Sénégal: Enrichissement illicite - La Cour suprême confirme la culpabilité de Tahibou Ndiaye et de sa famille

17 Janvier 2020

L'ex-Directeur du Cadastre, Tahibou Ndiaye, et sa famille (son épouse et ses deux filles adoptives) ont été déboutés par la Cour suprême de Dakar hier.

Tahibou Ndiaye, son épouse et ses deux filles adoptives, se sont enrichis avec les deniers de l'État. La Cour suprême les a déboutés de leur pourvoi en cassation. La Chambre criminelle de la juridiction suprême a jugé mal fondés les 23 moyens brandis par les conseils de l'ancien Directeur de Cadastre de 2000 à 2012 pour demander l'annulation de la décision de la Cour de répression de l'enrichissement illicite (Crei) du 9 novembre 2015, condamnant l'ex-directeur et des membres de sa famille pour enrichissement illicite. Tahibou Ndiaye a été condamné à cinq ans d'emprisonnement ferme. Son épouse, déclarée coupable de complicité, a écopé de 3 ans dont 2 avec sursis tandis que ses deux filles adoptives ont été condamnées à 2 ans avec sursis. La Cour de répression de l'enrichissement illicite avait également condamné chacun des accusés d'une amende ferme de 2,6 milliards de FCfa, soit 11 milliards de FCfa.

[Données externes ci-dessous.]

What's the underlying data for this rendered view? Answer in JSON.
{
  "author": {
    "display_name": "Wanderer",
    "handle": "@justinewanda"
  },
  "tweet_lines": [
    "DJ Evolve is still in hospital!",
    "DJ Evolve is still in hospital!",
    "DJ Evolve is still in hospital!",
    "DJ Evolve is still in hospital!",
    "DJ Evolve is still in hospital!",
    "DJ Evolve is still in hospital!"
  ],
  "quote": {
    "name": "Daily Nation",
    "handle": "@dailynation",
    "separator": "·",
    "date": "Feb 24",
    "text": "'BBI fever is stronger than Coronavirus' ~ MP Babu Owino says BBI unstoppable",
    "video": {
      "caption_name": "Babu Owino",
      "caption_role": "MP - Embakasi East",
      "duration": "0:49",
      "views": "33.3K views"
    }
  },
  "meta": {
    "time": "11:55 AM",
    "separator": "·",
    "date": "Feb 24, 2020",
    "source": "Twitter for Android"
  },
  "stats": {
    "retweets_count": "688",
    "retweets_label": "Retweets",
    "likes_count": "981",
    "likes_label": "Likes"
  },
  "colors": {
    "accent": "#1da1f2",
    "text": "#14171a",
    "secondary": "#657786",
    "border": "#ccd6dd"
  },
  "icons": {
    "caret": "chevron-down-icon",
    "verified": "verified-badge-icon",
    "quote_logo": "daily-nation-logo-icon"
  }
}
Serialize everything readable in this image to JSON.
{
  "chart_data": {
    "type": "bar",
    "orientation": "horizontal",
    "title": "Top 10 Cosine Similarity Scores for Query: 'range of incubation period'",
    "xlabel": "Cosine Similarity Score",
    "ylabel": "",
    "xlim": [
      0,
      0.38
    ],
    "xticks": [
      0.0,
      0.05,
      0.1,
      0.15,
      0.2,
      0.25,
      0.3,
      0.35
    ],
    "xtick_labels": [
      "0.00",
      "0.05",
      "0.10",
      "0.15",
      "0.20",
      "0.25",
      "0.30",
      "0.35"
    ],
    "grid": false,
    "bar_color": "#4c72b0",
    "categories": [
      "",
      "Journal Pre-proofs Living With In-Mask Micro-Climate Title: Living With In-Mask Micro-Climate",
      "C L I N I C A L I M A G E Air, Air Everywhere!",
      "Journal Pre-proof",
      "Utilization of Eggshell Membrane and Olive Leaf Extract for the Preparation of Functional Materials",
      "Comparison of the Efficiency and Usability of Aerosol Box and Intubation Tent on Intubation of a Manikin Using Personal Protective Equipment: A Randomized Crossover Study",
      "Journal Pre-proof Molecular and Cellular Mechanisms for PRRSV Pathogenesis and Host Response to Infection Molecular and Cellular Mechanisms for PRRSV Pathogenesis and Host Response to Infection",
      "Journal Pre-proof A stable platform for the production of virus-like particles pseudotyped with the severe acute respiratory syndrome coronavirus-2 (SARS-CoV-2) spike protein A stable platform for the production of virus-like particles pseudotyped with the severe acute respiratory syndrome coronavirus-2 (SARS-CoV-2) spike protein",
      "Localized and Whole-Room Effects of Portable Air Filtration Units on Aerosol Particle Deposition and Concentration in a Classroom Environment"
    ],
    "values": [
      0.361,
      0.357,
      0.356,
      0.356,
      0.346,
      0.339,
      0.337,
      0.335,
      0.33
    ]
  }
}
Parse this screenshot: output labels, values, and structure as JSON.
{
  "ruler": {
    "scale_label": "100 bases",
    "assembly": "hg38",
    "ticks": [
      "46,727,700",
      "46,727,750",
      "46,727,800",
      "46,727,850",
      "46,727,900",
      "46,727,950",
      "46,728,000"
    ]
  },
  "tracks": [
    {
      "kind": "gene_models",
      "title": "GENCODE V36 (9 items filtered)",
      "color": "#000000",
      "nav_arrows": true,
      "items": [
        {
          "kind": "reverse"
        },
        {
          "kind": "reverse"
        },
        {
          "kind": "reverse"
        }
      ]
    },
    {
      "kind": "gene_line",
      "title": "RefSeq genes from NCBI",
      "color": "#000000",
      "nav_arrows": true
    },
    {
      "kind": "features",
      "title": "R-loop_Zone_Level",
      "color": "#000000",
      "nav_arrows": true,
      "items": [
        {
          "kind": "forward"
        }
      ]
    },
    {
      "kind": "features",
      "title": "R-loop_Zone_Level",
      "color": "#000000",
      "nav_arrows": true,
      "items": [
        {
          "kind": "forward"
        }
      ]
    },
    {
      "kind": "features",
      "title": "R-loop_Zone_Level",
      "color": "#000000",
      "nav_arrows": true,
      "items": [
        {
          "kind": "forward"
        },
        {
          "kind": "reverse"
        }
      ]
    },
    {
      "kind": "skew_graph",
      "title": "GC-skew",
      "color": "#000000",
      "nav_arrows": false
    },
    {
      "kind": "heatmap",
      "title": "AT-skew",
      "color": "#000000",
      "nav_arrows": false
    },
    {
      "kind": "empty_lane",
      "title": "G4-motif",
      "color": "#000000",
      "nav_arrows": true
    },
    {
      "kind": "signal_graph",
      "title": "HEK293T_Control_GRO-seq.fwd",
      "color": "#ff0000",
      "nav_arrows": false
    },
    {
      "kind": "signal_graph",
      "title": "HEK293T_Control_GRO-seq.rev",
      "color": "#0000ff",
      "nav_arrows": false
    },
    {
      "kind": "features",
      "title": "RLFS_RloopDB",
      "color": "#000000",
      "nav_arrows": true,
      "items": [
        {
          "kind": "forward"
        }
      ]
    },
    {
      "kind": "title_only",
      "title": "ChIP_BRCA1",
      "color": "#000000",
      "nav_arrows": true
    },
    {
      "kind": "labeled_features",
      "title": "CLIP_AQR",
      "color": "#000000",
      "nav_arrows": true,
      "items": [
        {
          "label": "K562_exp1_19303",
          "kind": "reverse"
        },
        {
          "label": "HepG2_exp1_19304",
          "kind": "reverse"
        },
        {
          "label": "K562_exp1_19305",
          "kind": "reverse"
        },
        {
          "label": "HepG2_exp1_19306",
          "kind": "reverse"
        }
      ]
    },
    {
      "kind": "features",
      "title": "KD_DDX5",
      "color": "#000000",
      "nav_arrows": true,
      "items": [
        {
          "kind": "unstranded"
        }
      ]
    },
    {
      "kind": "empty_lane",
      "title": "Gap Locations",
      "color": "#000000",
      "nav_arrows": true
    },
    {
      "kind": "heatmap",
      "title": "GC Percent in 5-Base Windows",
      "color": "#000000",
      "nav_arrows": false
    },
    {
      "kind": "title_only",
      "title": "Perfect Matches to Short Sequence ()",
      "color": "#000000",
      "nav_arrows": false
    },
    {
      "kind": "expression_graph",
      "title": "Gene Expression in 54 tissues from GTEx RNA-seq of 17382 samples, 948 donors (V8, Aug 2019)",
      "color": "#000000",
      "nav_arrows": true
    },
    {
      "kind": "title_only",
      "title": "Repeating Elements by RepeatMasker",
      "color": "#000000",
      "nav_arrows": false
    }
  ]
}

Les accusés devaient aussi payer solidairement à l'État du Sénégal des dommages et intérêts d'un milliard. Les juges avaient également ordonné la confiscation de leurs biens et la validation des mesures prises par la commission d'instruction de la Crei, à savoir la saisie de plusieurs biens meubles et immeubles, comptes bancaires appartenant à Tahibou Ndiaye et à sa famille. Pour les avocats des accusés, cette décision et la procédure ayant conduit à la condamnation de leurs clients sont entachées de vices. Ils ont surtout déploré la mesure portant confiscation de tous les biens de Tahibou Ndiaye. «C'est une succession de violations de la loi et d'arbitraires. On ne peut pas ordonner la confiscation de tous les biens d'une personne qui a des héritiers», a fulminé Me Demba Ciré Bathily. Son confrère Me Abdourahmane Sow reproche à la Crei de condamner les dames pour complicité au motif qu'elles ont accepté que des immeubles soient mis à leur nom pour permettre à Tahibou Ndiaye de se soustraire à des poursuites. Me Pape Samba Sow a déploré une surévaluation du patrimoine de l'ex-directeur. Compte tenu de ces arguments, Me Borso Pouye de lancer aux juges que «tout ce que Tahibou Ndiaye veut, c'est une bonne application de la loi».

Me Papa Moussa Félix Sow, un des conseils de l'État, estime que «la loi a été bien appliquée pour Tahibou Ndiaye qui est l'expression la plus achevée de la mal-gouvernance foncière». «Tahibou Ndiaye, dit-il, est considéré comme des personnes politiquement exposées car ces personnes font intervenir d'autres pour cacher leurs biens. Vu qu'il a profité de sa position, l'évaluation est faite sur la base de la valeur vénale. Il a abusé de sa position privilégiée et en a fait profiter à sa famille». Sur l'illégalité de la prorogation du délai d'instruction, Me Samba Bitèye impute la faute de l'ex-directeur. Ce dernier, a-t-il indiqué, a introduit une demande de contre-expertise à la veille de la clôture du délai de six mois. Apportant la réplique aux conseils des requérants qui reprochent à la Crei de n'avoir pas dissocié les biens de ces derniers, Me Yérim Thiam a asséné : «Quand les biens licites sont mélangés aux biens illicites, on ne peut que saisir tout». Les avocats de l'État ont plaidé le rejet des recours. L'Avocat général a abondé dans le même sens car les moyens ne sont pas fondés».

Même s'il dit respecter la décision, Me Bathily dit ne pas la partager et que lui et ses confrères «vont voir les mesures à prendre». «Les moyens étaient articulés comme des moyens de fond et qu'ils aient été rejetés n'est pas un scoop», a réagi Me Bitèye.